The lawsuit was filed in the United States District Court for the Eastern District of Kentucky, claiming the Biden administration’s mandatory vaccination requirement for federal workers is unlawful and unconstitutional.

You can read the lawsuit at this link.

“The federal government contracts with private businesses and public agencies in states across the country, and the Commonwealth is no exception, meaning that numerous Kentuckians are subject to the Biden Administration’s unconstitutional vaccination requirement,” Kentucky Attorney General Daniel Cameron said.

The attorneys general argued the vaccine measures violate state sovereignty by preventing the states from exercising their police power to establish laws regarding workforce vaccination policies.

"The imposed mandates are unconstitutional because Congress did not articulate a clear principle by legislative act that directs the Executive to take sweeping action that infringes on state and individual rights,” the coalition writes.

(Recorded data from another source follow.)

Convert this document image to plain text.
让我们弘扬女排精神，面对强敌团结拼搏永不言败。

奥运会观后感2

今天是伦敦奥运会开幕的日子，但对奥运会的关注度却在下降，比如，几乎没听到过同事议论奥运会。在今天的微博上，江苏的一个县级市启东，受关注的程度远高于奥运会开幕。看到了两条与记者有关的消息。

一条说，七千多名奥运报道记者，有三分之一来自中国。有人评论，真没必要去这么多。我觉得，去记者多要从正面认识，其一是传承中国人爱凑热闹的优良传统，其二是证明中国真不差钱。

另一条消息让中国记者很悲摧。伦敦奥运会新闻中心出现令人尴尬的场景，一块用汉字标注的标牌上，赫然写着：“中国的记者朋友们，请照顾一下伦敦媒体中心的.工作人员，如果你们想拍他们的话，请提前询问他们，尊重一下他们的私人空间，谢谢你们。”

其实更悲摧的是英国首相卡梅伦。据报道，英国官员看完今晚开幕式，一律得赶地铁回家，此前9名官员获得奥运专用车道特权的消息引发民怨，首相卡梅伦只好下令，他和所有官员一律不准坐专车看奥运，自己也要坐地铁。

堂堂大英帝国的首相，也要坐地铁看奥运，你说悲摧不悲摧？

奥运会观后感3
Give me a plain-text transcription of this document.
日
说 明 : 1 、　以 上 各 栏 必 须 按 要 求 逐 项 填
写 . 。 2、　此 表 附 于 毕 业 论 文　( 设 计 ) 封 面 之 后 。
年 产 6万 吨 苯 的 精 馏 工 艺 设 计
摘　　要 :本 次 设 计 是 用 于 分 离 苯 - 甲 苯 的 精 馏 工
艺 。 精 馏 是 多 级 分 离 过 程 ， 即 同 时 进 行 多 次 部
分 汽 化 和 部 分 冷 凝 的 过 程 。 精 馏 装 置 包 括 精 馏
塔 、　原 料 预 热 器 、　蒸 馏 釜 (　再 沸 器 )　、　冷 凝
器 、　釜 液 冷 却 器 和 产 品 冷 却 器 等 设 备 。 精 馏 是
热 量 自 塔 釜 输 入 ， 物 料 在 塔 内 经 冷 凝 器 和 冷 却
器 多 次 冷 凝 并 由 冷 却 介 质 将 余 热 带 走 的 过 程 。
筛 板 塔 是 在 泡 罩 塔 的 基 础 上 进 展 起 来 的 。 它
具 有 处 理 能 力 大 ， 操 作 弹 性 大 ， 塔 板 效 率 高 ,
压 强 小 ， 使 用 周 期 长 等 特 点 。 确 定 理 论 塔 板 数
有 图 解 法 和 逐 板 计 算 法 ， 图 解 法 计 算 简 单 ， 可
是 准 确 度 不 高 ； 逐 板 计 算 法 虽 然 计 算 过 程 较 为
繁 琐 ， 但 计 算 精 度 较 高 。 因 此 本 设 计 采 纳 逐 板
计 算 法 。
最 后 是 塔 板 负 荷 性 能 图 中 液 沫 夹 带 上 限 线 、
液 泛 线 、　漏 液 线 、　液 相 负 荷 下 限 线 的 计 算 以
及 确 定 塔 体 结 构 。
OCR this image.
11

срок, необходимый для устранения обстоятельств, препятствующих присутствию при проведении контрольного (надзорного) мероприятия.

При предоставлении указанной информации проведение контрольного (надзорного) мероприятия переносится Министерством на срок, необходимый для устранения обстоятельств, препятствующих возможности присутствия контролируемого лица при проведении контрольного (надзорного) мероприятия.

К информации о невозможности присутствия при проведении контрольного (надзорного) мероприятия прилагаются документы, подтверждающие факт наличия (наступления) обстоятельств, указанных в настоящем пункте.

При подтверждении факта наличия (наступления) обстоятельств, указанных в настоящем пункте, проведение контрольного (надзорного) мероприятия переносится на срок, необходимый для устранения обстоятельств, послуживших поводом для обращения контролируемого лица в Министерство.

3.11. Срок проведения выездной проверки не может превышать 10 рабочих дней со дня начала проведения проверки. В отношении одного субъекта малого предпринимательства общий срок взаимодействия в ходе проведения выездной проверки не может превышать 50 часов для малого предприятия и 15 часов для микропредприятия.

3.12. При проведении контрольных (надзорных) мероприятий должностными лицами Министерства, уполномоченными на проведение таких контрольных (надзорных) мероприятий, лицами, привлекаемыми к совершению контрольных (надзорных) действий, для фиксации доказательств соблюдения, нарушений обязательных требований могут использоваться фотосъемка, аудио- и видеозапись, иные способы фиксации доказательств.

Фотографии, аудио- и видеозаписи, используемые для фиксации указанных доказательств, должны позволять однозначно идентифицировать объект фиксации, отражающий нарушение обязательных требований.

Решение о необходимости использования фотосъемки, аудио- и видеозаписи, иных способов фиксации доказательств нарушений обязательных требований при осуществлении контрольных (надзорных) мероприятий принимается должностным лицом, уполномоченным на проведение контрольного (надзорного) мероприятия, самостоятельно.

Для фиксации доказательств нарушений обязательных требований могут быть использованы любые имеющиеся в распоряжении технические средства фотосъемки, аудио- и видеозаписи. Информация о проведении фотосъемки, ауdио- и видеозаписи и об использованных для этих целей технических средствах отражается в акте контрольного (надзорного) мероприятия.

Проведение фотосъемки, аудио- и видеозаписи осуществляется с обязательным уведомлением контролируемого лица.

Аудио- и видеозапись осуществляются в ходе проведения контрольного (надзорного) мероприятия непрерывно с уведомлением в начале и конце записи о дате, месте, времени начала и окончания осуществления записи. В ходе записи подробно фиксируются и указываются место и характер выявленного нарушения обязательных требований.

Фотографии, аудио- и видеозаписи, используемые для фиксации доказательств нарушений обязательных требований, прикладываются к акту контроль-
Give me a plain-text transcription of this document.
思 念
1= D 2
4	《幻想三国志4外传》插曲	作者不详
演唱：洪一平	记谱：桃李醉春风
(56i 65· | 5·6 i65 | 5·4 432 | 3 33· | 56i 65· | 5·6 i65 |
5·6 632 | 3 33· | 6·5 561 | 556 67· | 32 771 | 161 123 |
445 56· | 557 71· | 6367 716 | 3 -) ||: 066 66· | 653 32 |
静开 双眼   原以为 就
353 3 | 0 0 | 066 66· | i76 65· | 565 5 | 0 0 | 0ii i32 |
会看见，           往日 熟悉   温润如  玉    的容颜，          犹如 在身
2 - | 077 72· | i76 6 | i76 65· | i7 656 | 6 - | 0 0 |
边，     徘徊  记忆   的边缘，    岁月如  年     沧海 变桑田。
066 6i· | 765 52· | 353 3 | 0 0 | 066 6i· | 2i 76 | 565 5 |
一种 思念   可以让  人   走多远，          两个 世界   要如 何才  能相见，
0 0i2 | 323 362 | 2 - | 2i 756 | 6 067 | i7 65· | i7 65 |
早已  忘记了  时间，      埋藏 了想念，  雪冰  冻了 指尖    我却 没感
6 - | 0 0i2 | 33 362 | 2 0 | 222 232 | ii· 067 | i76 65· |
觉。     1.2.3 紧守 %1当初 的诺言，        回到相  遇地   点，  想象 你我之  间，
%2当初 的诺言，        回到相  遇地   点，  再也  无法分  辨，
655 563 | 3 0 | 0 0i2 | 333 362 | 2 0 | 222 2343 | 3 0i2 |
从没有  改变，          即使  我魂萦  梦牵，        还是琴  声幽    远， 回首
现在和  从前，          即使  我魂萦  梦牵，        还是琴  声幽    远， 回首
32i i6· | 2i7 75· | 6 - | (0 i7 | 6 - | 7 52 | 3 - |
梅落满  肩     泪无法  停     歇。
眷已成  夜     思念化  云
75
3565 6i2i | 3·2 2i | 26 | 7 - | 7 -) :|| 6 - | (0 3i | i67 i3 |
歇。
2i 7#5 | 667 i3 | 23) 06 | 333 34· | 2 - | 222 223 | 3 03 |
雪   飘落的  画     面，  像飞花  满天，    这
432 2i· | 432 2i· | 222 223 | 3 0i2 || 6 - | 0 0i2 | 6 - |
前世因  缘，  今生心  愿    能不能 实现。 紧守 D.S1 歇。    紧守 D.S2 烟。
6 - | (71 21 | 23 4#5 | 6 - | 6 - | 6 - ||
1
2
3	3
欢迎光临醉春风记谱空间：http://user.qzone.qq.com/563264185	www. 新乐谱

There are 20 other states suing to stop Biden’s mandate on federal contractors in separate lawsuits.

In Tennessee, the OSHA vaccine ETS for private companies also technically applies to state and local government workers, because the state has a specific agreement with federal OSHA in the form of a state plan that was approved with OSHA in 1973 to operate its own plan through TOSHA to retain control over workplace safety regulations in all non-federal workplaces. 

It is yet to be seen if TOSHA will adopt or enforce the new OSHA vaccine rules as it did with the previous OSHA COVID-19 ETS for healthcare workers. Despite efforts from state lawmakers to abandon COVID-19 measures, TOSHA's Commissioner Jeff McCord has stood firm on enforcing the previous OSHA COVID-19 ETS in state workplaces in order to ensure the state plan isn't jeopardized.

The state and TOSHA can still choose not to implement the new vaccine requirements in state and local government workplaces, but doing so would likely prompt the federal government to sever its long-held plan with the state for not meeting minimum requirements to ensure state workplace safety standards are similar to federal standards. McCord said that would place private workplaces across the state under federal oversight, which is the standard for most states across the U.S. that don't have state plans.

"It is increasingly important that TN-OSHA remain in full standing as a State Plan without inviting additional federal oversight, federal interpretation, and federal enforcement of safety and health standards in Tennessee," McCord wrote in a letter to Rep. John Ragan (R-Oak Ridge) prior to the October COVID-19 special session.